Trade Bodies Rule

What the heck has happened to the industry’s trade bodies? And can we all have a sip of whatever it is they’ve been drinking?

Once upon a time I was pleased to represent the agencies’ trade bodies (the UK’s IPA, and the EACA across Europe) on various media industry bodies – including some of the audience measurement joint industry management committees.

To be quite honest, back in the dark ages you could assume the following:

  • Those on the agency side were doing it because they wanted to, as individuals. Speaking personally, I don’t think any agency I ever worked for encouraged me to do this stuff; I did it because I was interested and thought it worthwhile. I’m certain back then the same could be said for other agency representatives.
  • On the sales side there was a deep loathing of change. New initiatives meant the risk of change. Change could reduce gross audiences. Gross audiences equalled money.
  • On the advertiser side, ISBA very largely meant Procter and Gamble – who contributed to everything (and thus got their way on most things).

You could also assume that vendor trade bodies were biased, poorly resourced and driven by a few individuals at their most powerful members. When they did do original work, it was instantly decried and very largely ignored.

Thought leadership was the province of those objective folk at the big agencies. They were forever popping up on TV, on the radio and in the national press expressing their opinions on this and that (older Cog Blog readers will remember I did more than my fair share of ‘this-ing and that-ing’).

And now look! The large network agencies are no longer thought-leading, their public utterances frequently exposed as being one or more of:

  • Self-serving
  • So far removed from their day-to-day operations as to be almost in a different building or, in one or two cases on a different planet
  • Driven by a distant holding company agenda

Meanwhile, on the advertiser side ISBA, their US-equivalent the ANA, and the global WFA are setting the pace, with the network agencies dutifully following along (or, in the case of ISBA’s original media agency framework initiative, being dragged along) in their wake. Yes, P&G is still prominent, but they are no longer alone.

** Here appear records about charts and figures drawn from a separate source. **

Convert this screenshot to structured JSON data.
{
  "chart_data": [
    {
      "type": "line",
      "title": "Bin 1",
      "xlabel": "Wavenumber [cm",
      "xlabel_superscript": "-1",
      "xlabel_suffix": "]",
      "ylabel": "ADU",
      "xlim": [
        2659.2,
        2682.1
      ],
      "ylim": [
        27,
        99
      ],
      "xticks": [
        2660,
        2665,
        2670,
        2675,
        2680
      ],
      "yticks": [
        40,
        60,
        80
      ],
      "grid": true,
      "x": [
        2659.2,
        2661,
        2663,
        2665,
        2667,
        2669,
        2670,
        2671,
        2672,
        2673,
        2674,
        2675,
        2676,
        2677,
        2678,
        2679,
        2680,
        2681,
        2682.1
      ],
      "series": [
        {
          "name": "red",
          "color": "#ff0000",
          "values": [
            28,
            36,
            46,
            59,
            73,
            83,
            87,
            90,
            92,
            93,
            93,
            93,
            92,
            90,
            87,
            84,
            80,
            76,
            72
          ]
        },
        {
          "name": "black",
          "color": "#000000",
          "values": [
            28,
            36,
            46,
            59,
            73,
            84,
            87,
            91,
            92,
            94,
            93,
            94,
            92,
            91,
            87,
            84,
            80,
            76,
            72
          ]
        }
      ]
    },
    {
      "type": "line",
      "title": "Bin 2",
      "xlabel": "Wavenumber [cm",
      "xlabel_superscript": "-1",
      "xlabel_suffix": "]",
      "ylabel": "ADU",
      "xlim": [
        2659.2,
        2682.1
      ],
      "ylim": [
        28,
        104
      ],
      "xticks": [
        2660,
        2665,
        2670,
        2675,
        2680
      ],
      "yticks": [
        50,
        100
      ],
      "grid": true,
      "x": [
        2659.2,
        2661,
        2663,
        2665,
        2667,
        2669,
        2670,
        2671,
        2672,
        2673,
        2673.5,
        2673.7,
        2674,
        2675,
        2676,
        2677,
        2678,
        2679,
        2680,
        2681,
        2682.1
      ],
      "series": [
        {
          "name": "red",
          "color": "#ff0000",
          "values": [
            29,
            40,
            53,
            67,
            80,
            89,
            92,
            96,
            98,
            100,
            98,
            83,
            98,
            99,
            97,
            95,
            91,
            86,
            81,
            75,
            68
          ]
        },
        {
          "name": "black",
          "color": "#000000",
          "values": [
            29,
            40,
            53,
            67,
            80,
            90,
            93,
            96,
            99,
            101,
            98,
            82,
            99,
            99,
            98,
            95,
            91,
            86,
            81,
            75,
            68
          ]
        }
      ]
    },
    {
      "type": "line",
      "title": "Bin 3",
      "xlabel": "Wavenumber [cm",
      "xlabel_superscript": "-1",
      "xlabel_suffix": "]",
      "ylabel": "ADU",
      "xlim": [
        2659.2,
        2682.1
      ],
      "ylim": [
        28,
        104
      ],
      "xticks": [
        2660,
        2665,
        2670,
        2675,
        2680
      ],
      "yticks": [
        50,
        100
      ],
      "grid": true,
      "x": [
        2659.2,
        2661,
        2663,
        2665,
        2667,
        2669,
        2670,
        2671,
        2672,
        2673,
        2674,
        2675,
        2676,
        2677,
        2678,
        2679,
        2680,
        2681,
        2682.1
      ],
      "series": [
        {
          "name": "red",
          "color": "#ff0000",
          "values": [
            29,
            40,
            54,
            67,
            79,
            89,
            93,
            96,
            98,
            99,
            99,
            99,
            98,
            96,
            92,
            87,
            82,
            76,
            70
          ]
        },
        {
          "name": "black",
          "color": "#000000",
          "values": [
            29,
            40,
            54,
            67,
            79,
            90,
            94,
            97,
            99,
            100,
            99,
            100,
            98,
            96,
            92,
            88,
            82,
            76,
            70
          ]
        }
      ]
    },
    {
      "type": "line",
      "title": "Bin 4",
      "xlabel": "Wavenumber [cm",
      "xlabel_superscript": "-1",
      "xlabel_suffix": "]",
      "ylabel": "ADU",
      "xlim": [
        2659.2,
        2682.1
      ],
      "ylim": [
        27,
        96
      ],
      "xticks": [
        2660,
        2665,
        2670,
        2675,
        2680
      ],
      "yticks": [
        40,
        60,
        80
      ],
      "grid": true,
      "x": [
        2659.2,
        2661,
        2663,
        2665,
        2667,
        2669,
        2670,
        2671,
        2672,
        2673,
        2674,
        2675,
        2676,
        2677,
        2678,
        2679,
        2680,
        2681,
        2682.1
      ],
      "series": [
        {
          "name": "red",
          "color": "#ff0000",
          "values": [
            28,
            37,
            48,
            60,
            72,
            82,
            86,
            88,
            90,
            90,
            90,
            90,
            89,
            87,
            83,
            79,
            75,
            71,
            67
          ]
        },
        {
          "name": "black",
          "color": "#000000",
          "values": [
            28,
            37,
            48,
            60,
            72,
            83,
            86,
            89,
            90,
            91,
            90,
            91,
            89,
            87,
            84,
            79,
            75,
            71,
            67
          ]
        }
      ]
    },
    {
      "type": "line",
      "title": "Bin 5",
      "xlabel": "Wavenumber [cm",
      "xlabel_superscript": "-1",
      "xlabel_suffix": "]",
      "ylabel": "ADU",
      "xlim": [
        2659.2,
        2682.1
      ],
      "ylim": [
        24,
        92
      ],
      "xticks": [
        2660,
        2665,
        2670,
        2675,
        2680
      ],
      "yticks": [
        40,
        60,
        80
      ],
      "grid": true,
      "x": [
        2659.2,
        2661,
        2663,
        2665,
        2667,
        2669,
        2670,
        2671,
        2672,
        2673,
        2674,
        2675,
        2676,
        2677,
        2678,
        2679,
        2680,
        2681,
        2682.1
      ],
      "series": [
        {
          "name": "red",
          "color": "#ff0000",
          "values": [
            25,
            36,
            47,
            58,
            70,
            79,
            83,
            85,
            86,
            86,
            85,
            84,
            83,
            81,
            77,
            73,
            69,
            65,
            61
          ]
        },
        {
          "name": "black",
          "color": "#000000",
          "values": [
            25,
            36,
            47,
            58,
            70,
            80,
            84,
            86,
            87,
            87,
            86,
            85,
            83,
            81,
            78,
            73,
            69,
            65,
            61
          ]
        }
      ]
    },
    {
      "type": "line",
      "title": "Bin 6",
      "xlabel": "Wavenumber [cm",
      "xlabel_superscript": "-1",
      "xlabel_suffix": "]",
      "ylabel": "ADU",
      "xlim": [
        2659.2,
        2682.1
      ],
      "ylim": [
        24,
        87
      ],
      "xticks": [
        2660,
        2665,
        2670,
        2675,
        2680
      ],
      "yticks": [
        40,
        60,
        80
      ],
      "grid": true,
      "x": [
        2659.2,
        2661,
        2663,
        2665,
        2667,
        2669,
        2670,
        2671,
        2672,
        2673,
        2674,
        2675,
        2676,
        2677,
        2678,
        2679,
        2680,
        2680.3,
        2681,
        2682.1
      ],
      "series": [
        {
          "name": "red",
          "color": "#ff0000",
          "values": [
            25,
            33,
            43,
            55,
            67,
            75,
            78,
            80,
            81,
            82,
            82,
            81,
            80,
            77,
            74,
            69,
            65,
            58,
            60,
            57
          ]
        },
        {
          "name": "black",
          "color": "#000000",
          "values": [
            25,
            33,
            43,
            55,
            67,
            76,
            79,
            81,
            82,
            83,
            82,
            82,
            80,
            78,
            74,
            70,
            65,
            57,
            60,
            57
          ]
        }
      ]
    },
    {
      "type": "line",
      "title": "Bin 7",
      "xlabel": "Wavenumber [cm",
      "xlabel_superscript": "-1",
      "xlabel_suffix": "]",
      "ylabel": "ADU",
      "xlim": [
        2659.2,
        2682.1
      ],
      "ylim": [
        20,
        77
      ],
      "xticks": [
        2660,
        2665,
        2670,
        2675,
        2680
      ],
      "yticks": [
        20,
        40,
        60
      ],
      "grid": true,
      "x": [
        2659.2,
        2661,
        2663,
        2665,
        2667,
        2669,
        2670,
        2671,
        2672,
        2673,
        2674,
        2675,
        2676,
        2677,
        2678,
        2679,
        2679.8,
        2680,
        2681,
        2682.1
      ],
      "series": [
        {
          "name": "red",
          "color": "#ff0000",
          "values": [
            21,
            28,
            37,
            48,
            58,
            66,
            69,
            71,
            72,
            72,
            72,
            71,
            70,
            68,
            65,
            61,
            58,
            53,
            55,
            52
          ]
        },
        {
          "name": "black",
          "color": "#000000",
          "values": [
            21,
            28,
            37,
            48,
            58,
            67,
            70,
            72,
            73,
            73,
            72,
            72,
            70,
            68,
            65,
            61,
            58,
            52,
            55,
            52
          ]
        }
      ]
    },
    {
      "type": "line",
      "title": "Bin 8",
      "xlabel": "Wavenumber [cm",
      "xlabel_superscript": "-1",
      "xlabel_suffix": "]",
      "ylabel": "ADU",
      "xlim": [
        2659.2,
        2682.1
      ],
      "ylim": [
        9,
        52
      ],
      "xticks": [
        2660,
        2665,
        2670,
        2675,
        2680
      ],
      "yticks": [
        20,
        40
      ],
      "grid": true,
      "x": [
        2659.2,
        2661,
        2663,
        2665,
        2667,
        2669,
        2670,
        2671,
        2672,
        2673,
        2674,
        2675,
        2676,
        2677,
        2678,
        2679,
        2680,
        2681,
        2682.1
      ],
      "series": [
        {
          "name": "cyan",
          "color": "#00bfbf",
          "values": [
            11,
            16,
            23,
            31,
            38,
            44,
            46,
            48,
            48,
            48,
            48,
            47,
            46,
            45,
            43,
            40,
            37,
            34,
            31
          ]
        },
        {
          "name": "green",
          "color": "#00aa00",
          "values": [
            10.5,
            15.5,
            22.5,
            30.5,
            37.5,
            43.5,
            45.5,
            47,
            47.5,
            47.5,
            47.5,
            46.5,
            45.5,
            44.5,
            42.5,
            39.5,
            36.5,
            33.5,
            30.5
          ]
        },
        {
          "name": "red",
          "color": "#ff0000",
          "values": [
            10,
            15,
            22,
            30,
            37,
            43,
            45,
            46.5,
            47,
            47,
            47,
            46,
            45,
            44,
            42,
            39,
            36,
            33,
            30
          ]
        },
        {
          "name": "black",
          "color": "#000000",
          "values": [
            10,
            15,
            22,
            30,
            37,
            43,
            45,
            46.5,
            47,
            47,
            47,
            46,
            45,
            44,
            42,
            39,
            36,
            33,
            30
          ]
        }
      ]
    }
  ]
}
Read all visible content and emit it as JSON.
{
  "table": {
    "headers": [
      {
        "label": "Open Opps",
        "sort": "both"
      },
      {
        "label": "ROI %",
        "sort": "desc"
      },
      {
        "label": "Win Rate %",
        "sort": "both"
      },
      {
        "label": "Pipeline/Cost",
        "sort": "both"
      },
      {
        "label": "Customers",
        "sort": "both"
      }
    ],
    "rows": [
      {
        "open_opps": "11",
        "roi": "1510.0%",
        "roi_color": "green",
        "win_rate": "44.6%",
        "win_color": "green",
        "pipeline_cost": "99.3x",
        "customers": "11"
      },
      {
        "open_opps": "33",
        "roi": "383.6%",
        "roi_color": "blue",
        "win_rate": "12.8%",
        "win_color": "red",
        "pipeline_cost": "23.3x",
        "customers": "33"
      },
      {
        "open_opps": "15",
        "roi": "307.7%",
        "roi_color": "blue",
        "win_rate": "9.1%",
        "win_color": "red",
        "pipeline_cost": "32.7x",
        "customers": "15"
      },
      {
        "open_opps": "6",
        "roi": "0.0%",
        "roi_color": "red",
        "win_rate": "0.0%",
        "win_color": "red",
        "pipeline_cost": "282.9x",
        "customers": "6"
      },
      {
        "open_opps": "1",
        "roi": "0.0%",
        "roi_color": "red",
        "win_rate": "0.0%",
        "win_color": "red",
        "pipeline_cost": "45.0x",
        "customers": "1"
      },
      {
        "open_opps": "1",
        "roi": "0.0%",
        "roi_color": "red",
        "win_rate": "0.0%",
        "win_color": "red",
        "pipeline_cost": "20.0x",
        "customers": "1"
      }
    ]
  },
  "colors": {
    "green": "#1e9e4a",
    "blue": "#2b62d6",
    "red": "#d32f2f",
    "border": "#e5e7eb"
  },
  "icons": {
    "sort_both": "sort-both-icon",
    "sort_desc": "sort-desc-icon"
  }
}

The trade bodies Newsworks, Thinkbox and The Radio Centre (I’m quoting UK bodies more from familiarity and general ignorance than anything else) are driving the research agenda by doing fascinating work that advances thought and drives (or should drive) action, as Mark Ritson points out.

Consultancies like Ebiquity (remember when they used to be ‘just’ a media auditor?), and ID Comms, and individual initiatives (like Karen Nelson-Field’s work on attention and Nick Manning’s call for more responsibility in advertising) are making us all think.

Research agencies (like Kantar Media, IPSOS Connect, MESH and others) are doing original work on such as context, and how trust impacts news.

Within these debates the large media agencies are fast becoming an irrelevance. Which is not good as clients don’t pay for irrelevance.


1 Comment
  1. Brian – In the past few years there have been several blockbuster stories about the advertising industry: e.g., ad fraud; brand safety; viewability issues; kickbacks; billing irregularities; dodgy metrics; and corruption. Not a single revelation has emanated from the people who are the closest to the problems — the agencies. How can this be possible? They are either willfully ignorant of the problems or complicit in them. This is why prudent clients no longer trust us.